How concerned was he about the rise of right-wing politics in India?

He was very concerned. I remember in 2005 when he came to the Rajya Sabha, the Left was supporting the UPA (the Congress-led United Progressive Alliance).

In his speeches, he used to warn those so-called secular parties that they shouldn't be complacent about the BJP.

He said that without any aspiration for power, we wholeheartedly supported the Congress with the prime motto of keeping the BJP away from power.

If you listen to all his Parliament speeches, you will see that one part of all his speeches was devoted to the importance of checkmating the ideology of the BJP and the RSS, and why and how the secular parties should not fumble in their efforts.

His words came true as they didn't listen to his warnings.

He was very clear about all this in one of his interviews with me for Kairali TV (the Kerala-based television channel).

One thing I can say about his personality is that he never got angry or showed any disillusionment.

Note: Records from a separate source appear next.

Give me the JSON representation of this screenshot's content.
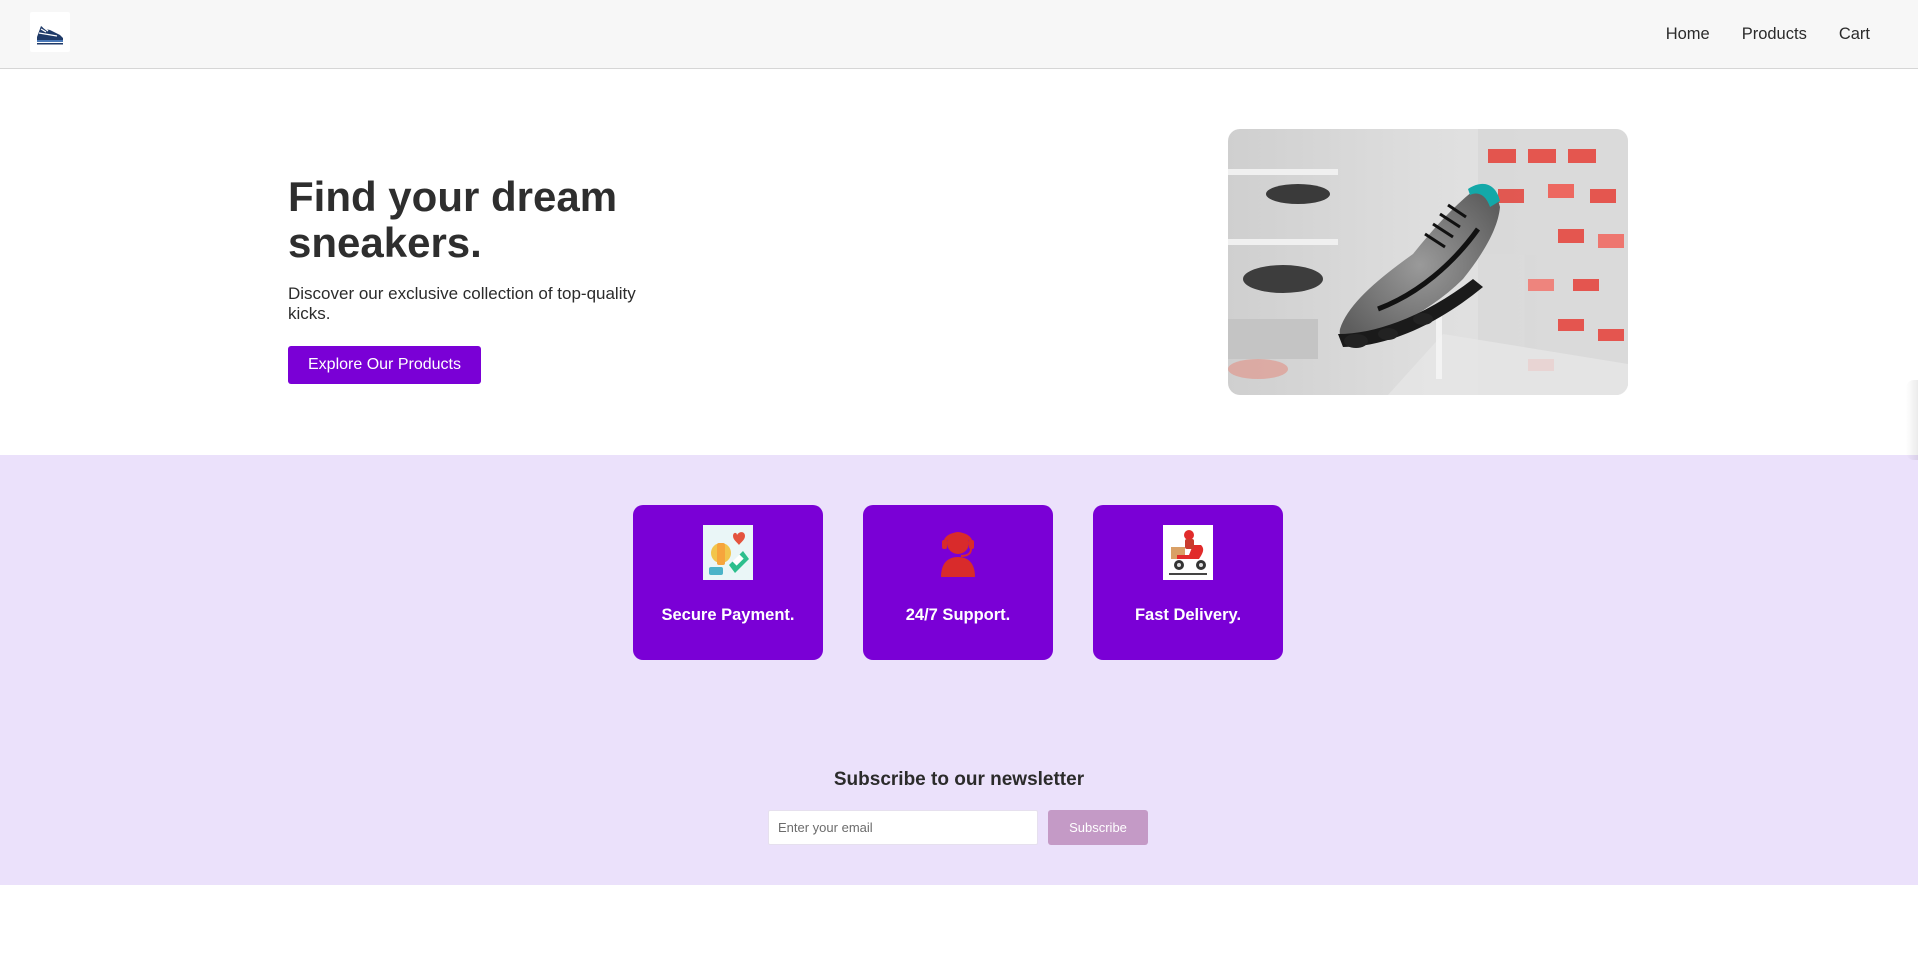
{
  "nav": {
    "logo_icon": "sneaker-logo-icon",
    "links": [
      "Home",
      "Products",
      "Cart"
    ]
  },
  "hero": {
    "title": "Find your dream sneakers.",
    "subtitle": "Discover our exclusive collection of top-quality kicks.",
    "cta_label": "Explore Our Products",
    "image": "sneaker-on-display-photo"
  },
  "features": [
    {
      "icon": "secure-payment-icon",
      "label": "Secure Payment."
    },
    {
      "icon": "support-headset-icon",
      "label": "24/7 Support."
    },
    {
      "icon": "delivery-scooter-icon",
      "label": "Fast Delivery."
    }
  ],
  "newsletter": {
    "title": "Subscribe to our newsletter",
    "email_placeholder": "Enter your email",
    "subscribe_label": "Subscribe"
  },
  "colors": {
    "accent": "#7a00d6",
    "band_background": "#ebe1fb",
    "subscribe_button": "#c49ac6",
    "navbar_background": "#f7f7f7"
  }
}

Even when the party lost very badly, he was one person who was relentlessly working.

I am sure the concept of INDIA would have come from him, as he was interacting with Sonia Gandhi and Rahul Gandhi a lot.

IMAGE: CPI-M supporters walk with the ambulance carrying the mortal remains of Sitaram Yechury towards AIIMS from the party office in New Delhi, September 14, 2024. Photograph: Ishant/ANI Photo

How do you see the Left without a leader like Sitaram Yechury?

It is going to be very difficult. It shouldn't be a concern for the Left alone; it should be a concern for all the democratic forces in India.

Normally when people pass away, we bring in adjectives like, it is a void, it is a huge loss, big loss, etc.

But in Sitaram's case, it is a huge loss for not just the Left but for every secular party in India. I would say, it is not limited to just politics, even for academia, it is a huge loss.

It is a huge loss for anyone who believes in the free thought process like environmentalists, those who fight for the rights of Dalits, slumdwellers...

These people may not be part of the Left umbrella, but all those who fight for the rights of people and the environment will find his death a huge loss.

Sitaram was all the time fighting for them without thinking about his fortunes or the fortunes of his party.

Yes, he has left behind a huge vacuum which is very difficult to fill.

Was he Sitaram to everybody?

He was Sita to all those who was very close to him, Sitaram to those close to him and Yechury to all the others.

Depending on the closeness of people to him, he was Sita, Sitaram and Yechury.